There is one thing missing from our point of view.I keep pushing for it. There is no therapeutic support in that service at this moment in time. The child goes back on a waiting list for ordinary psychology or something else. That is the missing link as far as I am concerned. We need to push on. We have seen what can be done if all the people I have mentioned are co-located. We went to New York, Oxford and Belfast, where this has been done and is happening. When all the agencies are co-located, they work much more effectively through personal relationships and interactions. People learn about one another's work. It creates an opportunity to have a much safer and more collaborative piece of work for the child. Children do not feel that they are being pushed from Billy to Jack at different times. They do not have to go to different people to repeat their stories. Similarly, their parents and other family members know they have to go to one place only. When they do so, they are introduced to one person who introduces them to the next person. The story is passed on. They do not have to take charge of repeating it. We hope to put in place a therapeutic strand to enable children to move on to therapy fairly quickly. That creates a holistic support for the child or young person in question.

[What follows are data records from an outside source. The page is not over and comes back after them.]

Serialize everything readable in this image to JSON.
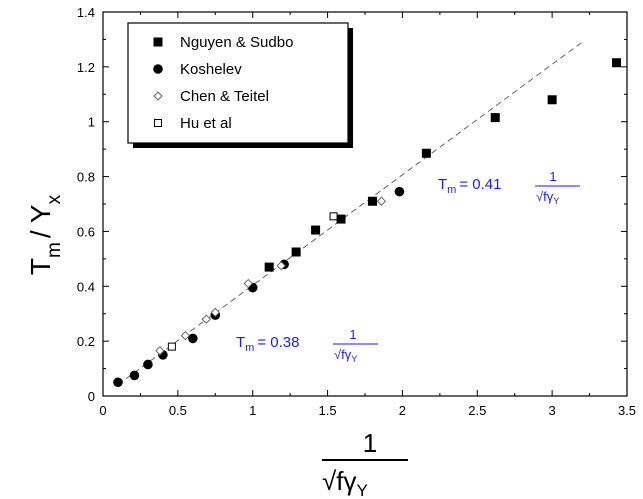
{
  "chart_data": {
    "type": "scatter",
    "xlim": [
      0,
      3.5
    ],
    "ylim": [
      0,
      1.4
    ],
    "x_ticks": [
      "0",
      "0.5",
      "1",
      "1.5",
      "2",
      "2.5",
      "3",
      "3.5"
    ],
    "y_ticks": [
      "0",
      "0.2",
      "0.4",
      "0.6",
      "0.8",
      "1",
      "1.2",
      "1.4"
    ],
    "ylabel": {
      "main": "T",
      "sub1": "m",
      "mid": "/ Y",
      "sub2": "x"
    },
    "xlabel": {
      "numerator": "1",
      "denominator": "√fγ",
      "denominator_sub": "Y"
    },
    "legend_placement": "top-left",
    "series": [
      {
        "name": "Nguyen & Sudbo",
        "marker": "filled-square",
        "points": [
          [
            1.11,
            0.47
          ],
          [
            1.29,
            0.525
          ],
          [
            1.42,
            0.605
          ],
          [
            1.59,
            0.645
          ],
          [
            1.8,
            0.71
          ],
          [
            2.16,
            0.885
          ],
          [
            2.62,
            1.015
          ],
          [
            3.0,
            1.08
          ],
          [
            3.43,
            1.215
          ]
        ]
      },
      {
        "name": "Koshelev",
        "marker": "filled-circle",
        "points": [
          [
            0.1,
            0.05
          ],
          [
            0.21,
            0.075
          ],
          [
            0.3,
            0.115
          ],
          [
            0.4,
            0.15
          ],
          [
            0.6,
            0.21
          ],
          [
            0.75,
            0.295
          ],
          [
            1.0,
            0.395
          ],
          [
            1.21,
            0.48
          ],
          [
            1.98,
            0.745
          ]
        ]
      },
      {
        "name": "Chen & Teitel",
        "marker": "open-diamond",
        "points": [
          [
            0.38,
            0.165
          ],
          [
            0.55,
            0.22
          ],
          [
            0.69,
            0.28
          ],
          [
            0.75,
            0.305
          ],
          [
            0.97,
            0.41
          ],
          [
            1.19,
            0.475
          ],
          [
            1.86,
            0.71
          ]
        ]
      },
      {
        "name": "Hu et al",
        "marker": "open-square",
        "points": [
          [
            0.46,
            0.18
          ],
          [
            1.54,
            0.655
          ]
        ]
      }
    ],
    "fit_line": {
      "style": "dashed",
      "points": [
        [
          0.1,
          0.041
        ],
        [
          3.2,
          1.29
        ]
      ]
    },
    "annotations": [
      {
        "lhs": "T",
        "lhs_sub": "m",
        "coef": "= 0.41",
        "num": "1",
        "den": "√fγ",
        "den_sub": "Y"
      },
      {
        "lhs": "T",
        "lhs_sub": "m",
        "coef": "= 0.38",
        "num": "1",
        "den": "√fγ",
        "den_sub": "Y"
      }
    ]
  }
}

That means that system allows the child to recover from a mental health situation and move forward. It also means the forensic and criminal justice system looks after itself much more quickly. The child does not have to worry as much. It is not a case that after being interviewed by the Garda, a person could be interviewed by social workers in three months and then he or she might get the chance to go to therapy. All these things happen one after another. It all happens fairly rapidly and they co-ordinate together. That is a huge step forward.

One of the best examples I always give was when we went to Oxford. They gave an example of a phone call coming into a social worker at 4.45 on a Friday evening. In this scenario, somebody is concerned about a child because the father has threatened to take the child out of hospital and run away with him. The policeman is sitting beside the lady taking the phone call, and as soon as she writes down the address and before she has hung up the phone, the police have a policeman at that house checking things out, simply because they are sitting in the same room and working together. We all know that at 4.45 on a Friday evening in any social work office, nothing will be done subsequently until Monday afternoon. Those are the simple things and just by co-locating we will change the system, change the thinking and change the opportunities that come for our children. We will provide proper children's rights systems.